Differential effects of paramomycin on ribosomes of Leishmania mexicana and mammalian cells.

FERNÁNDEZ MM; MALCHIODI EL; ALGARNATI ID

ANTIMICROBIAL AGENTS AND CHEMOTHERAPY

AMER SOC MICROBIOLOGY

Año: 2011 vol. 55 p. 86 - 93

0066-4804

Paromomycin, an aminoglycoside antibiotic of low toxicity for mammalian cells, is one of the drugs currently used in the chemotherapy of cutaneous and visceral leishmaniasis. In order to understand the mode of action of this antibiotic at the molecular level we have investigated the effects of paromomycin on protein synthesis in Leishmania and its mammalian hosts. We have been able to demonstrate that in vivo protein synthesis in the parasite and its proliferation rate are markedly inhibited by paromomycin, while they are only slightly affected by other aminoglycoside antibiotics such as streptomycin and neomycin B. Furthermore, both the in vitro polypeptide synthesis induced by poly U as messenger RNA as well as the accuracy of translation are significantly decreased by paromomycin in cell-free systems containing ribosomal particles from Leishmania.

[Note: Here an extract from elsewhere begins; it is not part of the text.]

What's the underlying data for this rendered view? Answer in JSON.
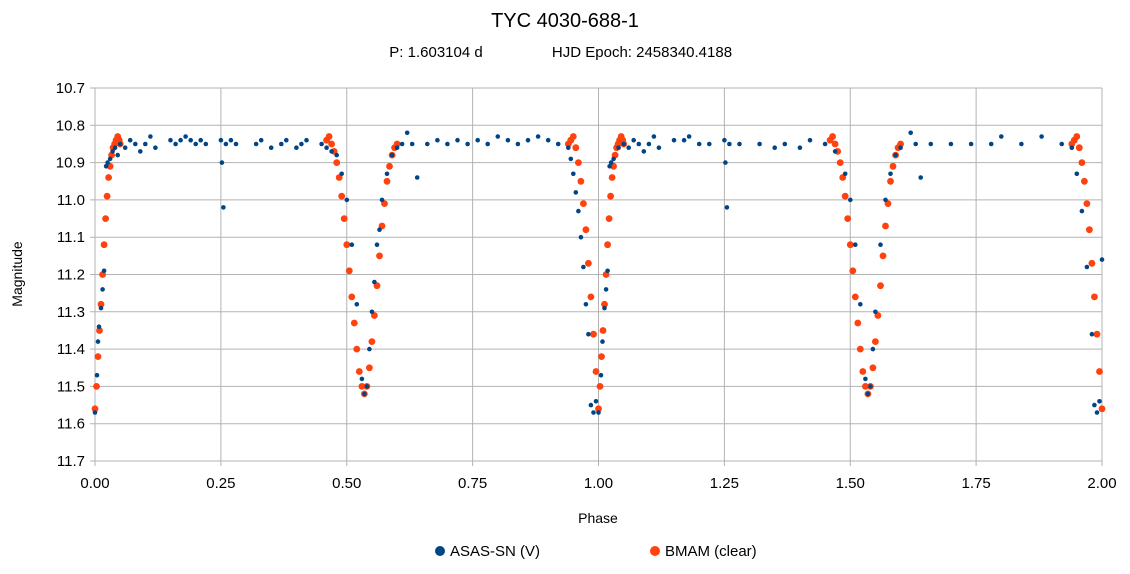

Conversely, when ribosomes from mammalian cells are used instead of the protozoan particles, polyphenylalanine synthesis is only barely reduced by the antibiotic and the translation misreading remain almost unaltered. Surface plasmon resonance analysis of the interaction between paromomycin and protozoan or mammalian cell ribosomal RNAs show a strong binding of the antibiotic to the parasite ribosomal decoding site and practically no interaction with the mammalian cell counterpart. Our results indicating differential effects of paromomycin on the translation processes of Leishmania and its mammalian hosts can explain the therapeutic efficiency of the antibiotic as an antileishmaniasis agent.